As one would hope for a Halloween episode, “All-New Halloween Spooktacular!” might be one of the most unsettling TV episodes I’ve seen in a long time. The ominous lyrics to the 2000s-sitcom theme; the claymation commercial that starts out simply exaggerated and becomes a grotesque reflection of the futility of time; the sheer fact that Vision doesn’t know what an Avenger is. It’s all not quite right. Pietro isn’t really Pietro, and he’s dead either way.

Vision’s quest around Westview, out of Wanda’s field of view, reveals the gut-wrenching truth of the situation: if Wanda’s not around to create the narrative, the townsfolk are just frozen. Their lives aren’t even fictional; they’re nothing. We thought the sitcom characters had it bad, but at least they have some kind of life. There weren’t even any other children until this episode, when Wanda deemed them necessary. It’s got a very Brechtian or Pirandelloan melancholy about it; they need Wanda to even have the paltry life she gives them.

Paul Bettany confronts a catatonic townsperson in WandaVision.Marvel

We already know the Hex field has some kind of cellular impact, and now we know even on the inside, people are more or less doomed.

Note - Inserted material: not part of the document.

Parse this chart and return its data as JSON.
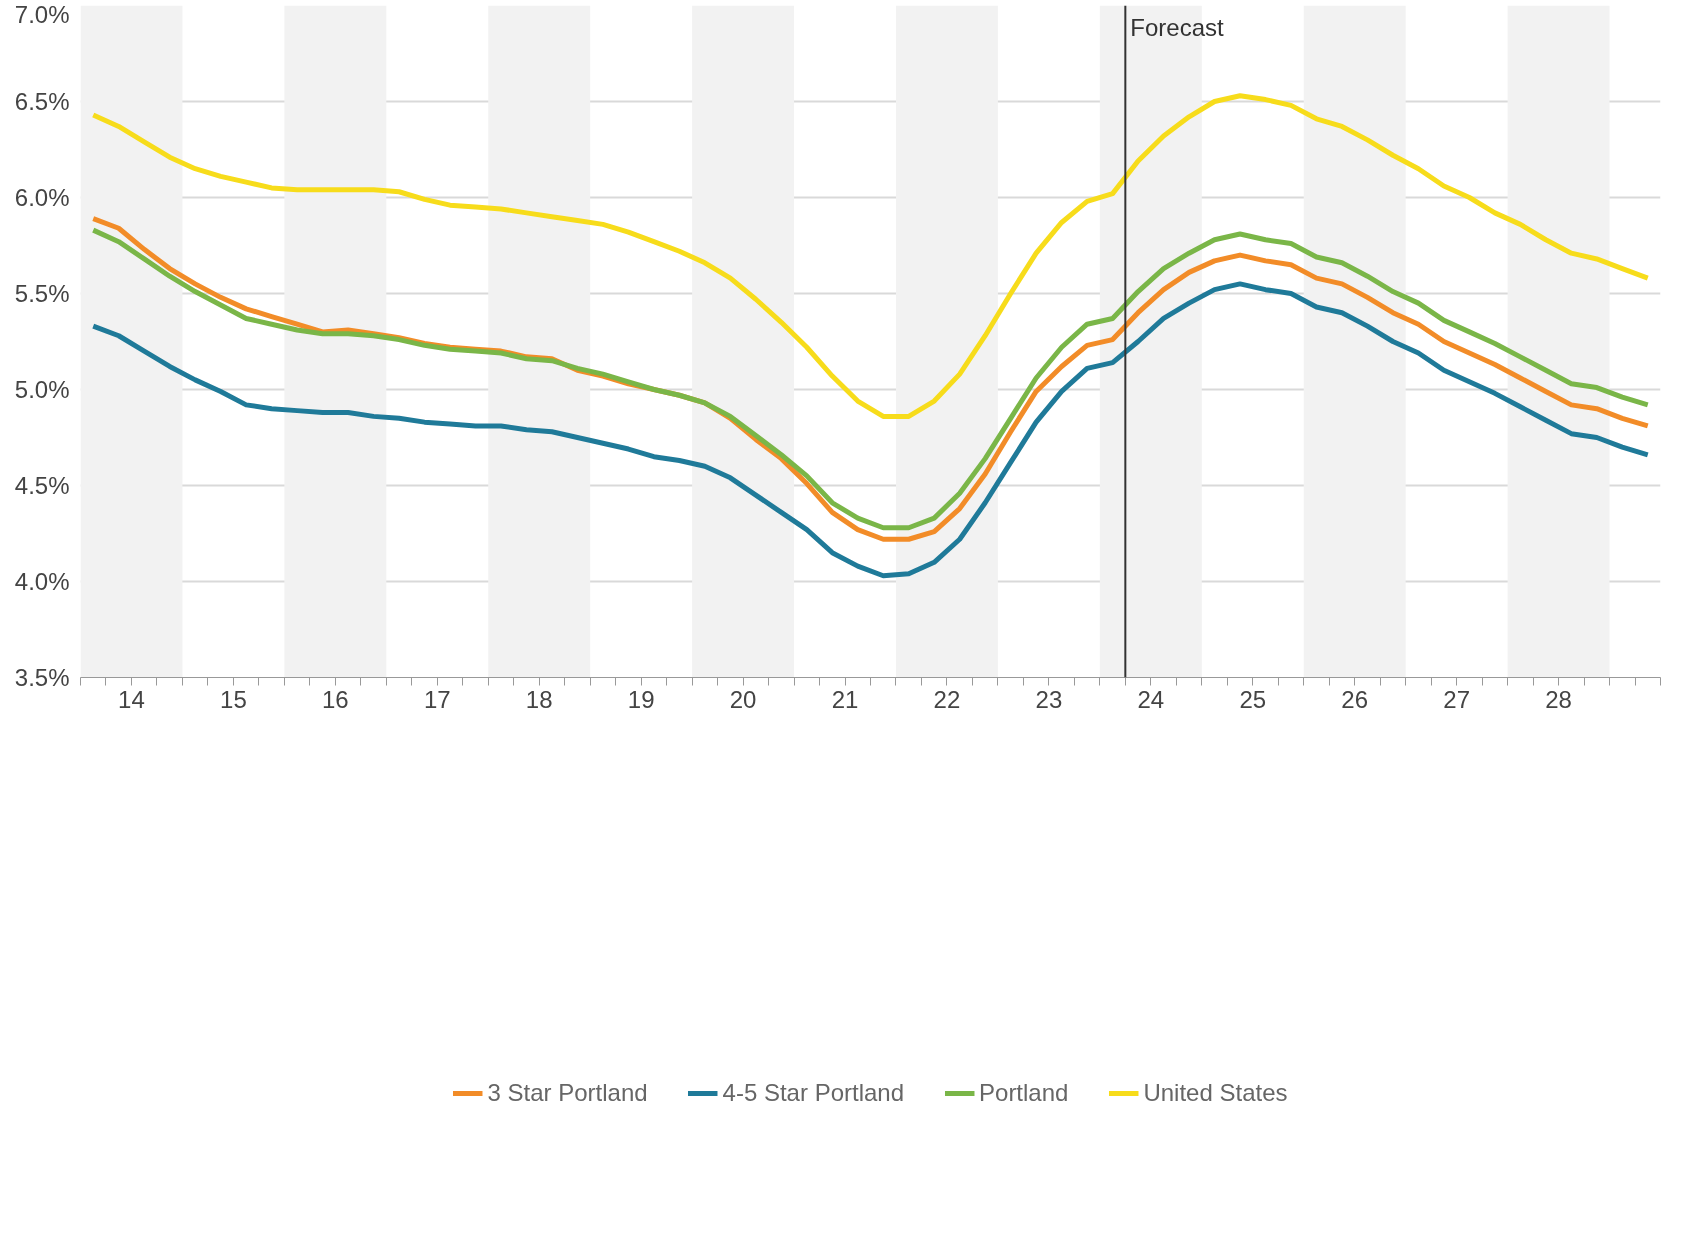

And now it’s even larger, even more people have succumbed to its reality-skewing properties. Even Wanda’s tenuous grasp on that fictional reality seems poised to slip further in the coming episodes. Wanda is both god-creator and cog in whatever machine this is. It feeds on grief, which is the only thing she has a lot of. But what she doesn’t have is time; there’s only so many decades of television history to live through.

Perhaps WandaVision‘s biggest existential question comes not in what happens when the sitcom cameras aren’t on, but what happens when there’s no more sitcom at all?

WandaVision drops Fridays on Disney+.